Für ihren diesjährigen Vereinsausflug haben sich die Männer etwas ganz besonderes vorgenommen. Vergangene Woche haben sie einen Bericht über Paintball Turniere in den USA im Fernsehen gesehen. Das hat die 10-köpfige Männergruppe dazu animiert, dies selbst einmal auszuprobieren. Für diese Sportart gibt es spezielle Areale, die von außerhalb des abgegrenzten Gebietes kein Zutritt möglich ist. Dies dient zum einem der Sicherheit der Spieler, zum anderen besteht nicht die Gefahr, dass sich ein argloser Wanderer plötzlich mitten in einer Schlacht zwischen Team Rot und Team Blau wiederfindet.

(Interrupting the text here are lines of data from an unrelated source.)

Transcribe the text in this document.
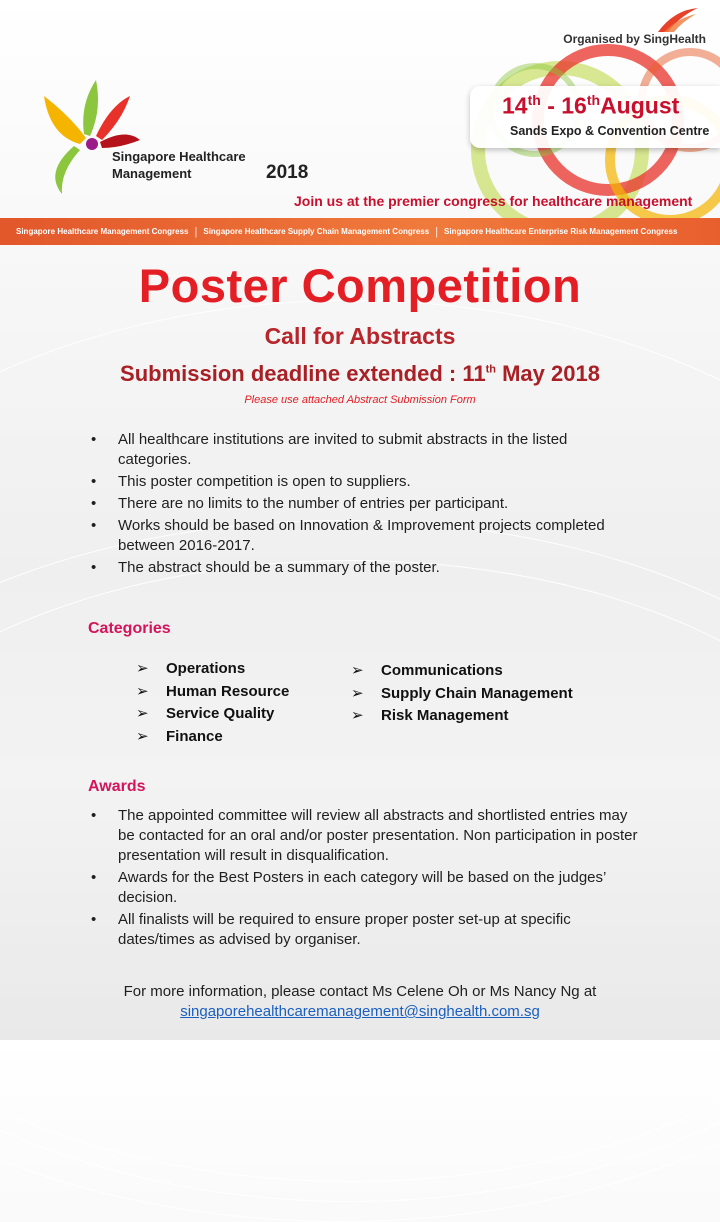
Organised by SingHealth
Singapore Healthcare Management	2018
14th - 16thAugust
Sands Expo & Convention Centre
Join us at the premier congress for healthcare management
Singapore Healthcare Management Congress | Singapore Healthcare Supply Chain Management Congress | Singapore Healthcare Enterprise Risk Management Congress
Poster Competition
Call for Abstracts
Submission deadline extended : 11th May 2018
Please use attached Abstract Submission Form
• All healthcare institutions are invited to submit abstracts in the listed categories.
• This poster competition is open to suppliers.
• There are no limits to the number of entries per participant.
• Works should be based on Innovation & Improvement projects completed between 2016-2017.
• The abstract should be a summary of the poster.
Categories
➢ Operations
➢ Human Resource
➢ Service Quality
➢ Finance
➢ Communications
➢ Supply Chain Management
➢ Risk Management
Awards
• The appointed committee will review all abstracts and shortlisted entries may be contacted for an oral and/or poster presentation. Non participation in poster presentation will result in disqualification.
• Awards for the Best Posters in each category will be based on the judges’ decision.
• All finalists will be required to ensure proper poster set-up at specific dates/times as advised by organiser.
For more information, please contact Ms Celene Oh or Ms Nancy Ng at
singaporehealthcaremanagement@singhealth.com.sg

Gespielt wird in 2 Mannschaften. Beide sind farblich gekennzeichnet, und mit spezieller Schutzkleidung und Schutzbrillen ausgestattet. Das Ziel des Spieles ist ganz einfach erklärt, das eine Team versucht das andere Team auszuschalten. Fast wie beim „Mensch ärgere dich nicht“. Wird ein Mitspieler getroffen, muss er das Feld verlassen, allerdings darf er dann auch nicht mehr auf das Spielfeld zurückkommen. Geschossen wird mit einer Art Druckluft- oder Gasgeweht, diese dies hört sich allerdings gefährlicher an als es ist, da hier lediglich Farbmarkierungen abgefeuert werden.
Auch in Deutschland findet dieser Sport mittlerweile immer mehr Beachtung so werden bereits Spiele auf Bundesliga Niveau ausgetragen. Für die Männergruppe war dieser Ausflug jedoch auf jeden Fall ein tolles Abenteuer. Nun gilt es bereits Pläne für die nächste Reise zu schmieden. Im Besonderen interessieren sie sich nun für alte Kampfstiele, wie asiatischer Kampf oder der Kampf mit dem Schwert. In einem Kenjutsu, einer traditionellen Schwertschule Japans kann man bereits innerhalb eines Wochenendkurses alles über diesen traditionellen Kampfsport erlernen und diesen auch üben.